NYC Transit and TBTA are affiliate agencies of the MTA. MaBSTOA, which operates most Manhattan and Bronx local buses is a subsidiary of NYC Transit. MNR, LIRR and MTA Bus Company are subsidiaries of the MTA. Different relationship. Although elected officials like the public not to know about that so that they aren’t held accountable.
Finally an issue I can agree with Zeldin about! Congestion pricing is not the answer to MTA’s problems. It needs to be revamped operationally top to bottom and better regulated as a PBC to be responsive to its customers…in all ways, not just fixing crime. More money will just mean more waste and bad spending — new construction costs 16x Tokyo? (if I have my numbers right). Congestion pricing is not about congestion. It’s about giving anyone who doesn’t care about the money a faster trip through midtown during rush hour and anyone who drives through at 10pm a new tax. Be honest about it and sell it as a tax, not a congestion solver. Or simply shut down sections of the city to cars if that’s where we want to go.

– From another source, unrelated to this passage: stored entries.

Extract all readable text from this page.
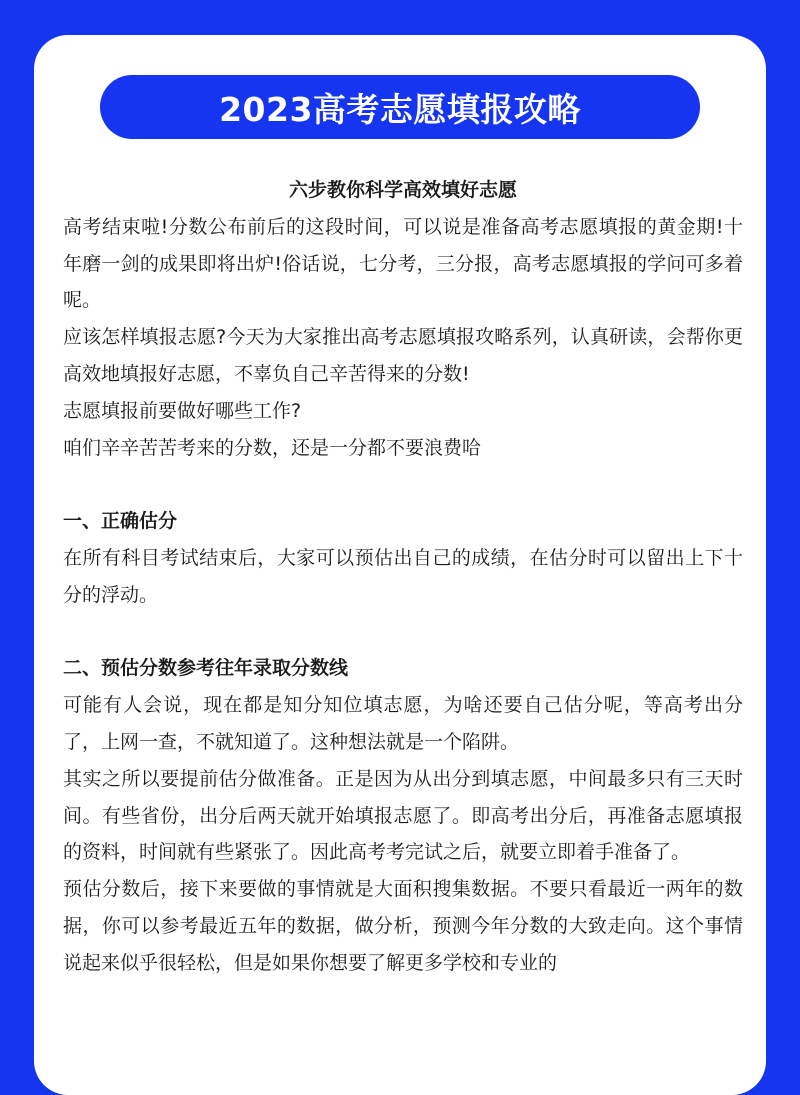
2023高考志愿填报攻略

六步教你科学高效填好志愿

高考结束啦!分数公布前后的这段时间，可以说是准备高考志愿填报的黄金期!十年磨一剑的成果即将出炉!俗话说，七分考，三分报，高考志愿填报的学问可多着呢。

应该怎样填报志愿?今天为大家推出高考志愿填报攻略系列，认真研读，会帮你更高效地填报好志愿，不辜负自己辛苦得来的分数!

志愿填报前要做好哪些工作?

咱们辛辛苦苦考来的分数，还是一分都不要浪费哈

一、正确估分

在所有科目考试结束后，大家可以预估出自己的成绩，在估分时可以留出上下十分的浮动。

二、预估分数参考往年录取分数线

可能有人会说，现在都是知分知位填志愿，为啥还要自己估分呢，等高考出分了，上网一查，不就知道了。这种想法就是一个陷阱。

其实之所以要提前估分做准备。正是因为从出分到填志愿，中间最多只有三天时间。有些省份，出分后两天就开始填报志愿了。即高考出分后，再准备志愿填报的资料，时间就有些紧张了。因此高考考完试之后，就要立即着手准备了。

预估分数后，接下来要做的事情就是大面积搜集数据。不要只看最近一两年的数据，你可以参考最近五年的数据，做分析，预测今年分数的大致走向。这个事情说起来似乎很轻松，但是如果你想要了解更多学校和专业的
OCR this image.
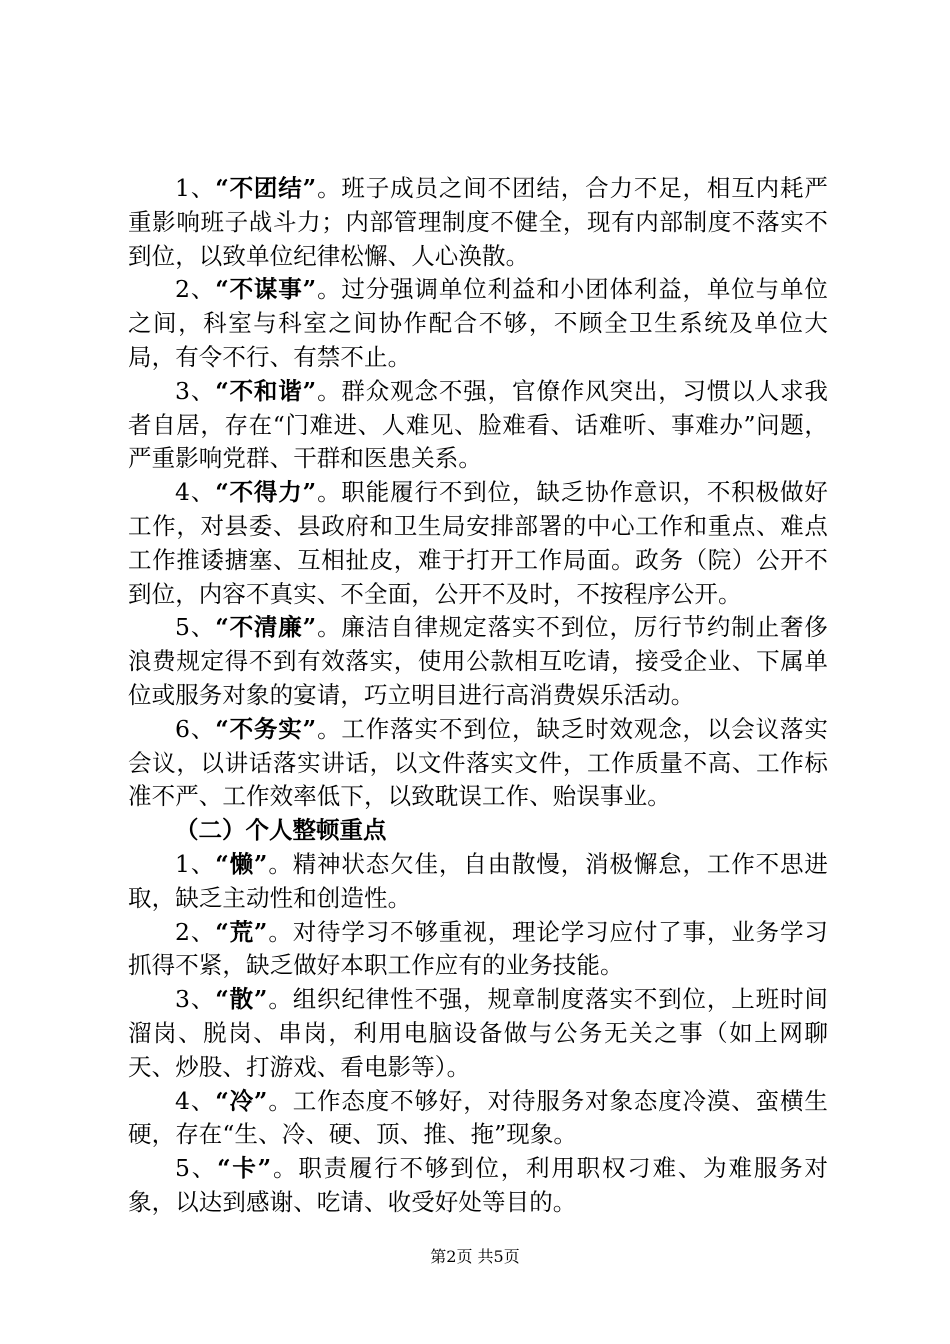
1、“不团结”。班子成员之间不团结，合力不足，相互内耗严重影响班子战斗力；内部管理制度不健全，现有内部制度不落实不到位，以致单位纪律松懈、人心涣散。

2、“不谋事”。过分强调单位利益和小团体利益，单位与单位之间，科室与科室之间协作配合不够，不顾全卫生系统及单位大局，有令不行、有禁不止。

3、“不和谐”。群众观念不强，官僚作风突出，习惯以人求我者自居，存在“门难进、人难见、脸难看、话难听、事难办”问题，严重影响党群、干群和医患关系。

4、“不得力”。职能履行不到位，缺乏协作意识，不积极做好工作，对县委、县政府和卫生局安排部署的中心工作和重点、难点工作推诿搪塞、互相扯皮，难于打开工作局面。政务（院）公开不到位，内容不真实、不全面，公开不及时，不按程序公开。

5、“不清廉”。廉洁自律规定落实不到位，厉行节约制止奢侈浪费规定得不到有效落实，使用公款相互吃请，接受企业、下属单位或服务对象的宴请，巧立明目进行高消费娱乐活动。

6、“不务实”。工作落实不到位，缺乏时效观念，以会议落实会议，以讲话落实讲话，以文件落实文件，工作质量不高、工作标准不严、工作效率低下，以致耽误工作、贻误事业。

（二）个人整顿重点

1、“懒”。精神状态欠佳，自由散慢，消极懈怠，工作不思进取，缺乏主动性和创造性。

2、“荒”。对待学习不够重视，理论学习应付了事，业务学习抓得不紧，缺乏做好本职工作应有的业务技能。

3、“散”。组织纪律性不强，规章制度落实不到位，上班时间溜岗、脱岗、串岗，利用电脑设备做与公务无关之事（如上网聊天、炒股、打游戏、看电影等）。

4、“冷”。工作态度不够好，对待服务对象态度冷漠、蛮横生硬，存在“生、冷、硬、顶、推、拖”现象。

5、“卡”。职责履行不够到位，利用职权刁难、为难服务对象，以达到感谢、吃请、收受好处等目的。

第2页 共5页
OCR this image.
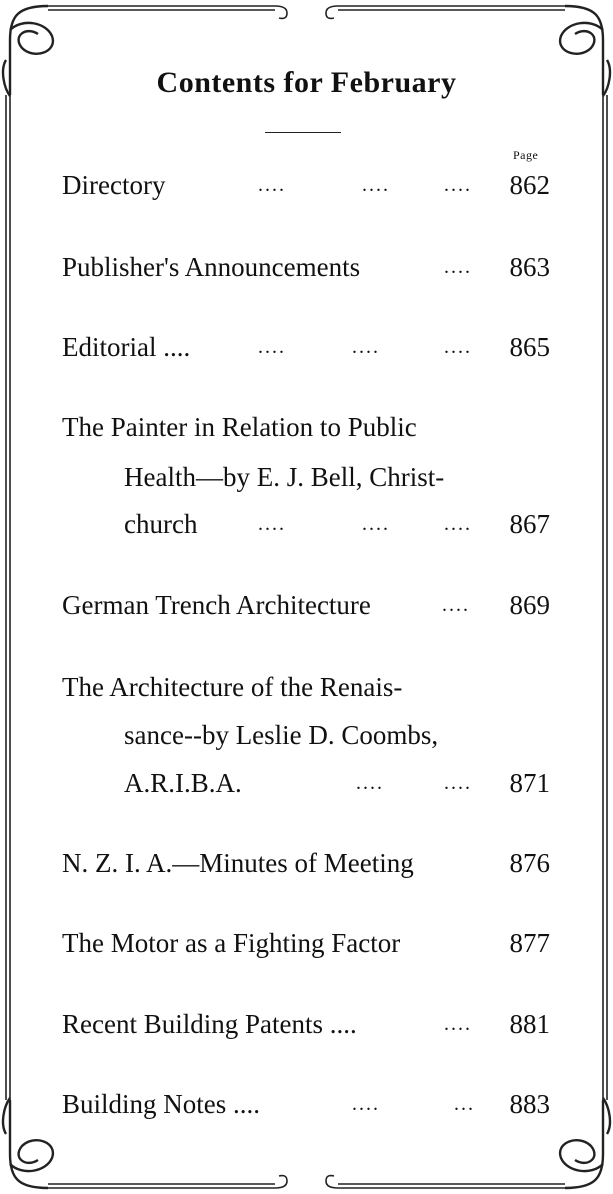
Contents for February
Page
Directory	....	....	.... 862
Publisher's Announcements	.... 863
Editorial ....	....	....	.... 865
The Painter in Relation to Public
Health—by E. J. Bell, Christ-
church	....	....	.... 867
German Trench Architecture	.... 869
The Architecture of the Renais-
sance--by Leslie D. Coombs,
A.R.I.B.A.	....	.... 871
N. Z. I. A.—Minutes of Meeting	876
The Motor as a Fighting Factor	877
Recent Building Patents ....	.... 881
Building Notes ....	....	... 883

A few years ago I was involved in a large ($300M) construction project close to subway lines and stations. It involved a few meetings with MTA to involve them in the plans . I counted 35 MTA people at the table against 5 from the Owner/Architect and Contractor side. Bloat at MTA? Inevitable. Not one of the 35 were directly involved in day to day operations of the subways. All engineers, estimators, schedulers, accountants etc etc .
Great news. While I’m a big fan of the MTA, and use it daily, the congestion tax is very unfair to New Yorkers. We already pay income tax to the city. Let’s hope both parties wake up before its too late.
Re: Fare Evasion
MTA reported $119 million combined bus and subway fare evasion for first quarter 2022/January – March 2022.
Fare-Beaters were about 12.5 percent of subway riders and 31.5% of bus riders.